Valério Mesquita
Roberto Pereira Varela espargiu no mundo áspero da política sua aura de nobreza provincial. Passei a conhecê-lo através da opinião do meu pai, seu colega no parlamento estadual, que o definia numa frase: “Meu filho, Roberto Varela é um fidalgo”. Prefeito do Ceará-Mirim por três vezes e, deputado estadual por igual número de mandatos, chegou a ocupar o governo do estado lá pelos idos de sessenta. Ao longo da vida pública, identificou-se como político que jamais curvou a coluna aos poderosos de plantão. Sempre mostrou-se fiel às amizades e as inimizades também. Do signo de escorpião, testemunhei em muitas de suas lutas, o exercício da coragem pessoal no chão sagrado de sua Ceará-Mirim. Roberto foi um telúrico que conduzia permanentemente nos olhos, para onde ía, os verdes canaviais de sua terra.
Certo domingo, perdido no tempo, marchamos em passeata a Nascença, propriedade rural que pertenceu aos seus antepassados. Woden Madruga, Diógenes da Cunha Lima, Cláudio Emerenciano, Nídia Mesquita, Toninho Magalhães e eu, por oito horas, fomos hóspedes do paraíso. O verde e a quietude do vale, o rio Azul sempre renascendo ali perto, às nossas vistas, a casa centenária e hospitaleira, a galeria histórica dos ancestrais desde o barão do Ceará-Mirim, o velho engenho e as carruagens imperiais, tudo, enfim, exprimia ressurreição de antigos ambientes. Roberto me impressionava como colecionador aplicado porque sabia que era, também, personagem da história do seu município. Os móveis antiqüíssimos da casa e a biblioteca altaneira encontram no seu habitante o carinho diuturno do cuidado pela preservação. Extasiado com o que vi, exclamei que a visão demiúrgica de tudo aquilo beatificava qualquer pecador solerte.
Roberto, sempre se constituiu no capataz dos mistérios circundantes da política de sua urbe. Conhecia melhor do que todos os mistérios das rosas e os espinhos do povo. Do alto da experiência comprovada foi um homem que sonhou, que vibrou com o dia a dia da política sem esmorecer. E com tal conduta retilínea legou aos filhos lições construtivas de vida.

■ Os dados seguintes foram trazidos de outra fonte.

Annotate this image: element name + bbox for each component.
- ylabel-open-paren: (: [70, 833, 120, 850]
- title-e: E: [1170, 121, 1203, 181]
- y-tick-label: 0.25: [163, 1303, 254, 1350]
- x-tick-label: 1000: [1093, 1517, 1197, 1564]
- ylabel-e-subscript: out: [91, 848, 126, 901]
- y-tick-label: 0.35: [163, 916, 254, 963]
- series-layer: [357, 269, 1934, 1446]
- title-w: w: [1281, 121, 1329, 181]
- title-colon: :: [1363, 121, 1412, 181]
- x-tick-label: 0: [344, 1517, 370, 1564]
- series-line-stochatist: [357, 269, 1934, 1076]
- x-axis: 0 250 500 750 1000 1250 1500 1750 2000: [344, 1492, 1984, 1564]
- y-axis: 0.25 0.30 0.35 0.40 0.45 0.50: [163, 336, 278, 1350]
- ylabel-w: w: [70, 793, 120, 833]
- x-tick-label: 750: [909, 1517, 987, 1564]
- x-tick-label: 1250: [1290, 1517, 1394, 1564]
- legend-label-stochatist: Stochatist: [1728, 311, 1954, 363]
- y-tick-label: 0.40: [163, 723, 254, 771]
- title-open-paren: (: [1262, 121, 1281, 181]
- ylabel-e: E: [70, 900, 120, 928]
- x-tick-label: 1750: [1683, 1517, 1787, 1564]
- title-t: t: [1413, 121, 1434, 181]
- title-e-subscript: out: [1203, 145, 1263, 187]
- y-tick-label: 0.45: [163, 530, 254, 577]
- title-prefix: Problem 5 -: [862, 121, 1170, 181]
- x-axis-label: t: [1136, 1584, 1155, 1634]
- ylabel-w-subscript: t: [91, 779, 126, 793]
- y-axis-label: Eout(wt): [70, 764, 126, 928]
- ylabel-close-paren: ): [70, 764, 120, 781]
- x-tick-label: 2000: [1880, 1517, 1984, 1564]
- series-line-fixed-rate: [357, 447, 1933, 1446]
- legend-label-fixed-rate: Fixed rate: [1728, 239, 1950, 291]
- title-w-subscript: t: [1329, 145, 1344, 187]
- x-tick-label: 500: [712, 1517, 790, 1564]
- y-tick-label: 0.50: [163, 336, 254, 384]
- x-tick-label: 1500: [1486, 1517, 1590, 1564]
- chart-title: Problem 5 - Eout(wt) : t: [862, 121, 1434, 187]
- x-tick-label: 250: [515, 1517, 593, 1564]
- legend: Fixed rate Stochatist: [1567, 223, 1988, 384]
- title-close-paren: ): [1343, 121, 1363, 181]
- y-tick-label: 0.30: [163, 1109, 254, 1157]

O Casarão Antunes, Nascença, o Guaporé, a igreja matriz, o velho mercado público, os sobradões antigos, constituem para mim motivos de encantamento porque representam o fausto e a cultura de uma época, na qual revejo Roberto Varela como cultor e expressão fidedigna, tanto do ponto de vista político, como social e econômico. Antes de partir, soube enfrentar com altivez as vicissitudes do tempo, as transformações da vida com a bravura indômita do homem educado que não sucumbiu as naturais perdas e danos. Ao revisitar sua terra natal lembrei-me de Nilo Pereira, outro ceará-mirinense apaixonado que comparava a beleza do vale à das manhãs da criação do mundo. Naquela tarde de um setembro perdido no areal da vida, com Ana, Roberto e filhos, tivemos um dia perfeito, sem pressa nem preocupações. Tudo fácil e farto como nos bons tempos do saudoso casal senador Luis Lopes e dona Antonieta Pereira Varela. Revivê-lo aqui, tem o condão de restituí-lo.